How and whether the international community should intervene in the face of egregious human rights abuses or humanitarian disasters is one of the most challenging questions of our time. Clearly we have not gotten it right yet. Would the know-how of storm evacuation systems ever be used by the international community as rapid response in the face of increasingly predictable flare-ups of ethnic and other sorts of group violence? Would we move people from their homes in advance of killer militias? (The weather has often been used as the quintessential example of complex and imperfectly predictable systems, not unlike predictions about social systems.)

Bosnian Muslims were certainly not moved to safety in the face of Serb ethnic cleansers, though the idea was debated by policy makers at the time. Instead, "safe havens" like Srebrenica in many ways facilitated the Serb advance, creating the "facts on the ground" that ultimately allowed for the Dayton accords. It is difficult in the face of this example not to ask whether a benign large-scale movement of people would have been an ethically more appropriate western response, albeit logistically and politically difficult. Logistically it is not clear where people would have been moved and for how long (look how long it took western countries to decide to accept Kosovar refugees after they were clearly forced out of cities) and the execution of such a policy would surely be more complex than evacuating people from Cape Fear, which, after all, was done through the voluntary act of getting in the car and driving. Politically such a policy appears to play into the hands of the ethnic cleansers; the safe haven policy, in retrospect rather insidiously, salved western consciences while leading to worse results. (See Jan Willem Honig and Norbert Both, Srebrenica: Record of a War Crime, Penguin 1997, for an excellent presentation of the problems of intervention in the contemporary period.)

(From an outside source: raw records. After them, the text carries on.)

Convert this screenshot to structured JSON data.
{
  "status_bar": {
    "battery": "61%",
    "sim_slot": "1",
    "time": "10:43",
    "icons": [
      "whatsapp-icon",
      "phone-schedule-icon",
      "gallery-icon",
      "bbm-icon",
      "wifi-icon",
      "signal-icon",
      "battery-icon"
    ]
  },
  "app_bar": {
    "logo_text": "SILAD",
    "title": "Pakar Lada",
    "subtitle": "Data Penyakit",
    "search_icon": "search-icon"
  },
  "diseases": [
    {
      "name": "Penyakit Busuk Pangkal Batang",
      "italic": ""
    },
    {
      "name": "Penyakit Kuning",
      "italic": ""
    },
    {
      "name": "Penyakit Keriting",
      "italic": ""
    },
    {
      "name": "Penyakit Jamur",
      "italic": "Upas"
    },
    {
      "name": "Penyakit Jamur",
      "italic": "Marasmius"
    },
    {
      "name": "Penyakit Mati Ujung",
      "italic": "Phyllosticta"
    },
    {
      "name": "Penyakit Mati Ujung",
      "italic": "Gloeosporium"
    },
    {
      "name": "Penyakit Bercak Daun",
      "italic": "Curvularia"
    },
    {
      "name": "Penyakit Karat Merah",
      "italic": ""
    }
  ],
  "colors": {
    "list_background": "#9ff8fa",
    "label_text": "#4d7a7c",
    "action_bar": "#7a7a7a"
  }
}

This brings us back to Sukkot with its question about what is most permanent and what is temporary, and thinking anew about our accepted approach to that relationship on a yearly basis. What is valuable and what is expendable in the face of militias who kill and burn and who, in most cases, we know are waiting in the wings to wreak havoc as small peoples try to break off from large states which consider their territories dear? When should threatened peoples be encouraged to leave territory behind and what is lost or gained in doing so? Should our seemingly permanent commitment to avoiding preemptive relocation of threatened groups be reconsidered?

The reason that cities were emptied before the international community arrived in Kosovo, in East Timor, is not only because of a lack of will. It is largely because reaction times are slow in the face of the still intractable set of questions that arise each time international will has to be mustered for intervention.

Each time -- Bosnia, Kosovo, East Timor -- the international community must struggle with a host of questions fraught with difficulties. Even if it was possible to answer the question of whether state sovereignty should be violated to enforce certain human rights norms, what about the next question : If the norms being violated are those of a group, does such an intervention turn into a defense of a right to self-determination? Is it possible to support the self-determination struggles of every small group around the world?

In addition, increasingly we see situations where "neutral" aid workers become hostages and thus become unable to accomplish what should be a straightforward task: getting food to hungry people. While the international community deliberates, more people are killed and more go hungry. But is it realistic for the neutral Red Cross to be armed?

Most difficult, and still unresolved: What do you do after the fire is put out, after the winds die down and the difficult rebuilding and reconciliation needs to take place?

This is not to say that population relocations are a preferable or right solution. However, the recent juxtaposition of emptied cities does offer an opportunity for the reevaluation of permanent assumptions. And reevaluation of what is possible and preferable is essential. After all, the international community might never develop a response that escapes from the swamp of intractable issues raised by increasingly common instances of mass expulsion or repression of peoples by states.